Идол липовый, слегка говорящий - Бахрошин Николай
Поразили Сашу лица этих лесных казаков. Лица были нормальные – вот что удивительно. Чистые, приветливые, с ясными глазами и спокойным выражением собственного достоинства. В прошлые времена он много ездил по деревням и маленьким городкам средней полосы России, насмотрелся на вереницу всевозможных уродов с безнадежными рожами, исковерканных денатурированным алкоголизмом до степени откровенного вырождения. Мутация между сумой и тюрьмой, гнетущее зрелище, после которого ни во что хорошее для страны уже не верится…
Через некоторое время, когда Саша больше узнал о Ващере, он подумал, что бескровная война с подземельем обернулась благом для местных казаков, лет пятнадцать–двадцать назад еще не задумывавшихся о своем казачестве. Предполагаемая угроза заставила их собраться и почувствовать собственную значимость.
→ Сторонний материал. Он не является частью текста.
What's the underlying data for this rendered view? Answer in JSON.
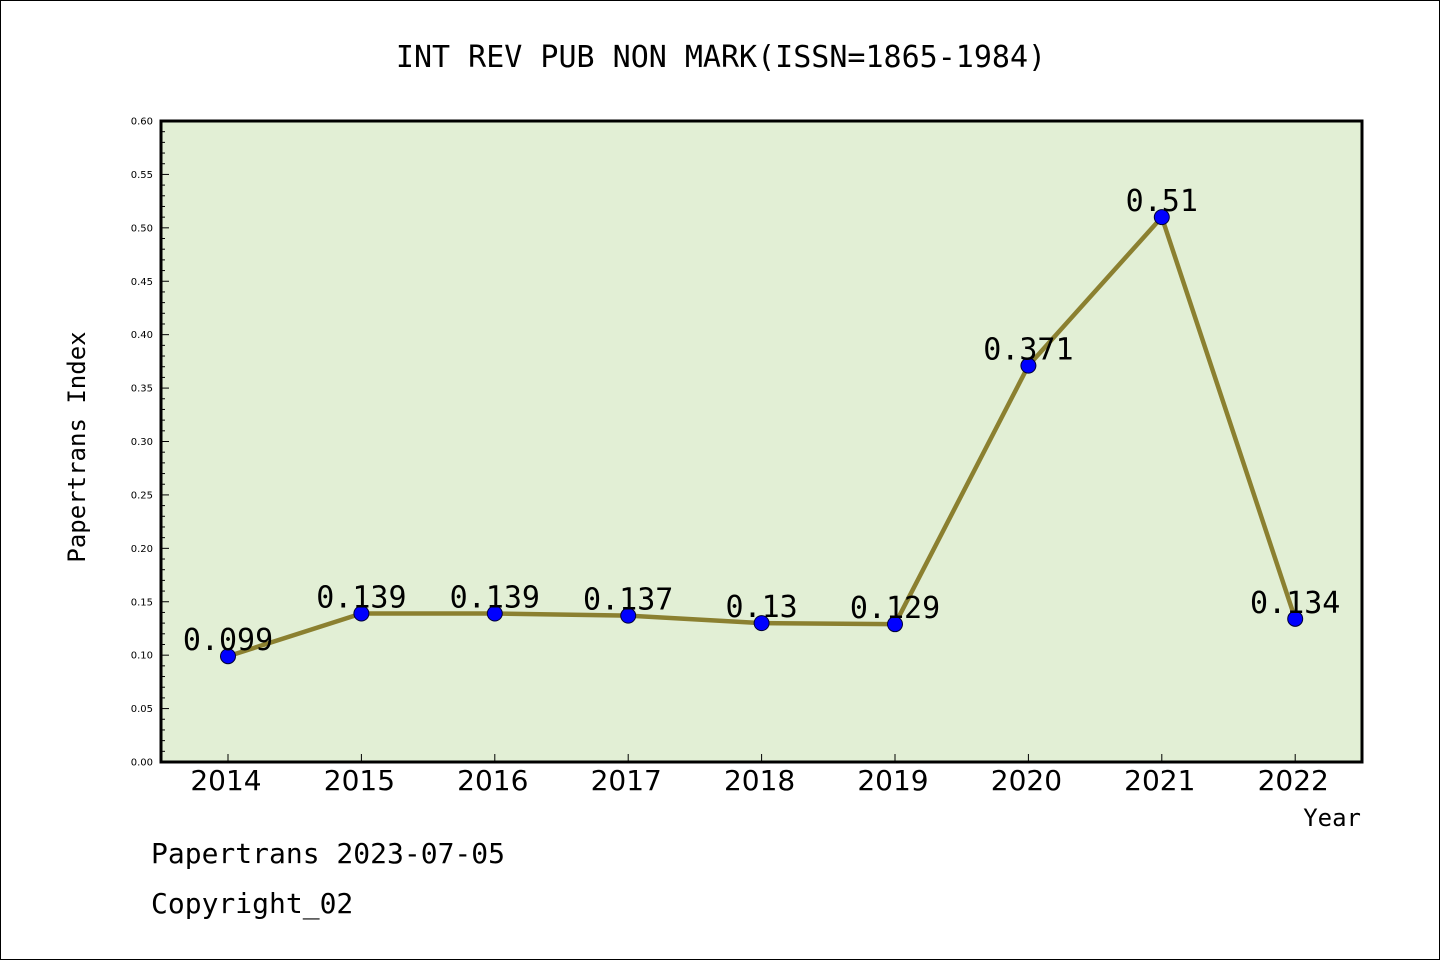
{
  "chart_data": {
    "type": "line",
    "title": "INT REV PUB NON MARK(ISSN=1865-1984)",
    "xlabel": "Year",
    "ylabel": "Papertrans Index",
    "categories": [
      "2014",
      "2015",
      "2016",
      "2017",
      "2018",
      "2019",
      "2020",
      "2021",
      "2022"
    ],
    "values": [
      0.099,
      0.139,
      0.139,
      0.137,
      0.13,
      0.129,
      0.371,
      0.51,
      0.134
    ],
    "data_labels": [
      "0.099",
      "0.139",
      "0.139",
      "0.137",
      "0.13",
      "0.129",
      "0.371",
      "0.51",
      "0.134"
    ],
    "yticks": [
      "0.00",
      "0.05",
      "0.10",
      "0.15",
      "0.20",
      "0.25",
      "0.30",
      "0.35",
      "0.40",
      "0.45",
      "0.50",
      "0.55",
      "0.60"
    ],
    "ylim": [
      0,
      0.6
    ],
    "grid": false,
    "colors": {
      "line": "#8b8030",
      "marker": "#0000ff",
      "plot_background": "#e2efd5"
    }
  },
  "footer": {
    "line1": "Papertrans 2023-07-05",
    "line2": "Copyright_02"
  }
}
А началось все почти случайно, узнал он потом.
В начале 90-х, когда советская власть в крае загнулась окончательно, а местный колхоз «Заря Новой Жизни» или, если сокращенно, – «ЗыНыЖы», был объявлен самоликвидировавшимся, в станицах Акуевка, Святопромысел и примыкающих к ним хуторах началась полная анархия. С голоду не пропадали, конечно, при своем хозяйстве, при озерном и таежном промысле как-то держались, но и до этого было недалеко, настолько всем все стало по барабану. Именно тогда объявился, как власть, наказной атаман Ефим Авксентьевич Насенычев.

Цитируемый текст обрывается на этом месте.